How many fruits and vegetables have you eaten today? A healthy diet based on plants and rich in fruits, vegetables, and grains may help decrease the risk of breast cancer by 38 percent, according to the World Cancer Research Fund and the American Institute for Cancer Research. Eating a variety of colorful fruits and vegetables provides powerful antioxidants, phytochemicals (cancer-fighting chemicals found in plants), and fiber, all of which help your body fend off free radicals and help reduce breast cancer risk.
"Eating a plant-based diet helps our immune system do its job," says Kathy Allen, M.A., R.D., L.D./N., C.S.O., a specialist in oncology nutrition from the Commission on Dietetic Registration and manager of Nutritional Therapy at the Moffitt Cancer Center in Tampa, Florida. "Ideally, two-thirds of your diet should come from plant sources in their natural form. Supplements don't provide the same benefits as eating fruits and veggies in their natural form," says Allen. "The ratio of nutrients found in nature helps them work together."
The antioxidants in plant foods help reduce breast cancer risk (as well as protect against other cancers). Some antioxidants, including beta carotene, work by protecting the cell membrane. Others, such as vitamin C, patrol the watery areas of the body, including the bloodstream; you need both. Here's how to eat to reduce your breast cancer risk.
Pick a rainbow
Use the five color categories of fruits and vegetables as a guide, including the red, yellow, orange, blue, purple, and dark green. Strive to eat seven servings (1 cup raw or 1/2 cup cooked each) within this rainbow of colors every day.
An example includes beta carotene: This yellow-orange pigment is found in carrots, yams, and cantaloupes. A precursor of vitamin A, 30 milligrams of beta carotene a day (the amount found in two large carrots or one large yam) can help lower the risk of chronic disease and breast cancer. Anthocyanins, pigments responsible for the color in blueberries, cherries, plums, and red cabbage, can also help reduce the risk of breast cancer.

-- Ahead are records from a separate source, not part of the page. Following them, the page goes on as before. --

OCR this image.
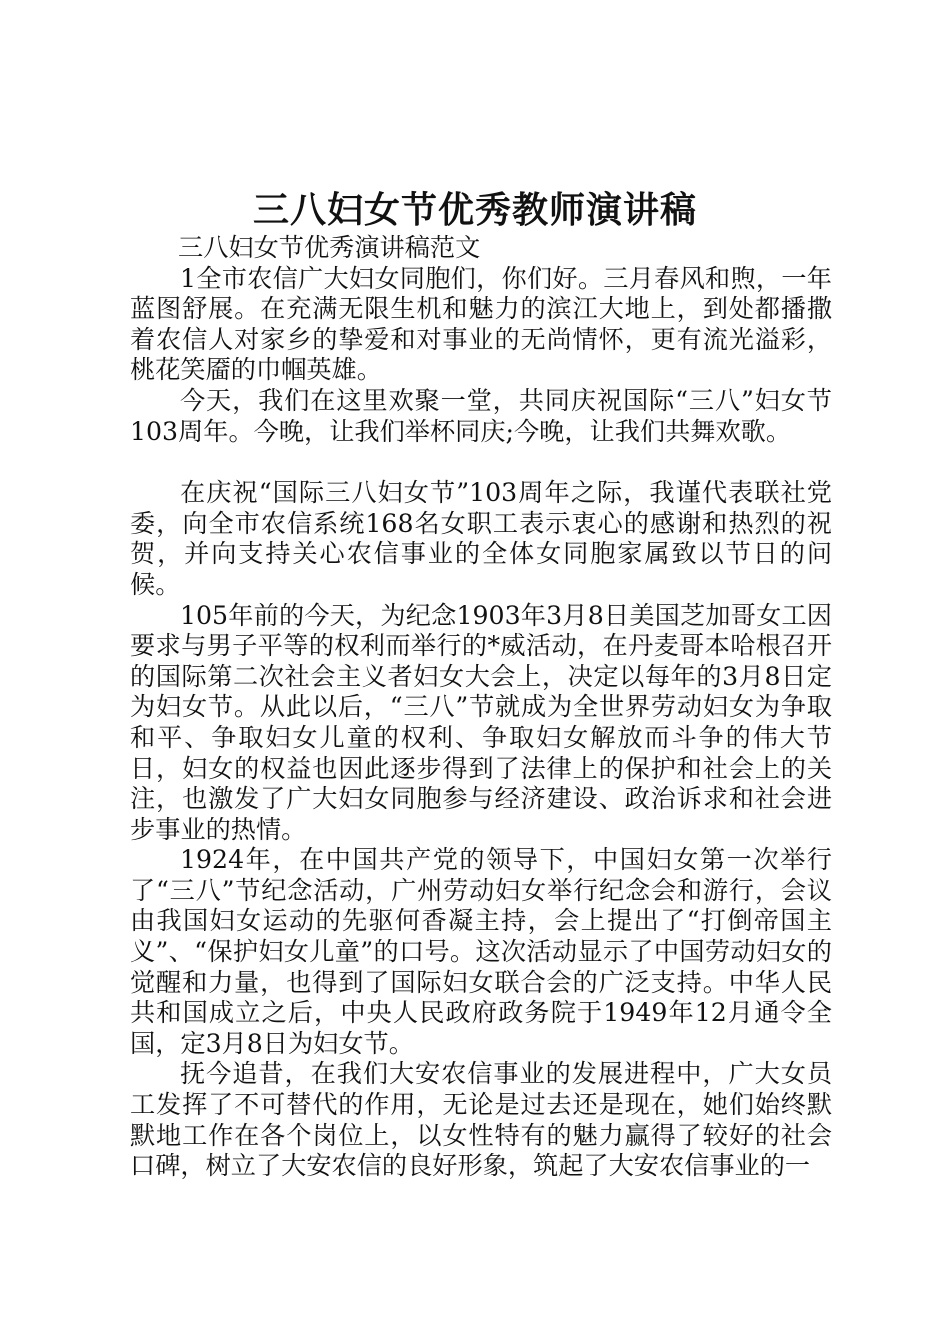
三八妇女节优秀教师演讲稿

三八妇女节优秀演讲稿范文

1全市农信广大妇女同胞们，你们好。三月春风和煦，一年蓝图舒展。在充满无限生机和魅力的滨江大地上，到处都播撒着农信人对家乡的挚爱和对事业的无尚情怀，更有流光溢彩，桃花笑靥的巾帼英雄。

今天，我们在这里欢聚一堂，共同庆祝国际“三八”妇女节103周年。今晚，让我们举杯同庆;今晚，让我们共舞欢歌。

在庆祝“国际三八妇女节”103周年之际，我谨代表联社党委，向全市农信系统168名女职工表示衷心的感谢和热烈的祝贺，并向支持关心农信事业的全体女同胞家属致以节日的问候。

105年前的今天，为纪念1903年3月8日美国芝加哥女工因要求与男子平等的权利而举行的*威活动，在丹麦哥本哈根召开的国际第二次社会主义者妇女大会上，决定以每年的3月8日定为妇女节。从此以后，“三八”节就成为全世界劳动妇女为争取和平、争取妇女儿童的权利、争取妇女解放而斗争的伟大节日，妇女的权益也因此逐步得到了法律上的保护和社会上的关注，也激发了广大妇女同胞参与经济建设、政治诉求和社会进步事业的热情。

1924年，在中国共产党的领导下，中国妇女第一次举行了“三八”节纪念活动，广州劳动妇女举行纪念会和游行，会议由我国妇女运动的先驱何香凝主持，会上提出了“打倒帝国主义”、“保护妇女儿童”的口号。这次活动显示了中国劳动妇女的觉醒和力量，也得到了国际妇女联合会的广泛支持。中华人民共和国成立之后，中央人民政府政务院于1949年12月通令全国，定3月8日为妇女节。

抚今追昔，在我们大安农信事业的发展进程中，广大女员工发挥了不可替代的作用，无论是过去还是现在，她们始终默默地工作在各个岗位上，以女性特有的魅力赢得了较好的社会口碑，树立了大安农信的良好形象，筑起了大安农信事业的一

Other antioxidants include: vitamin E and selenium, found in beans, whole grains and nuts; and vitamin C, highest in red bell peppers, broccoli, brussels sprouts, cantaloupe, guava, kiwi, oranges, and strawberries.
Phytochemicals and fiber
Phytochemicals refer to another class of cancer-fighting chemicals found naturally in fruits and vegetables. Some phytochemicals behave like antioxidants and some actually are antioxidants, such as vitamin E and selenium. For example, broccoli contains sulforaphane, a compound that helps the body rid itself of toxic chemicals and carcinogens.
In addition, fiber from vegetables can slow the progression of hormone-dependent cancers such as those involved in breast cancer. Other cruciferous vegetables include: arugula, bok choy, brussels sprouts, cabbage, cauliflower, collard greens, kale, mustard greens, radishes, rutabaga, and turnips. The allium group of vegetables also may help and include garlic and onions, and their botanical relatives. Eat a healthy variety of cancer-fighting foods and lower your breast cancer risk.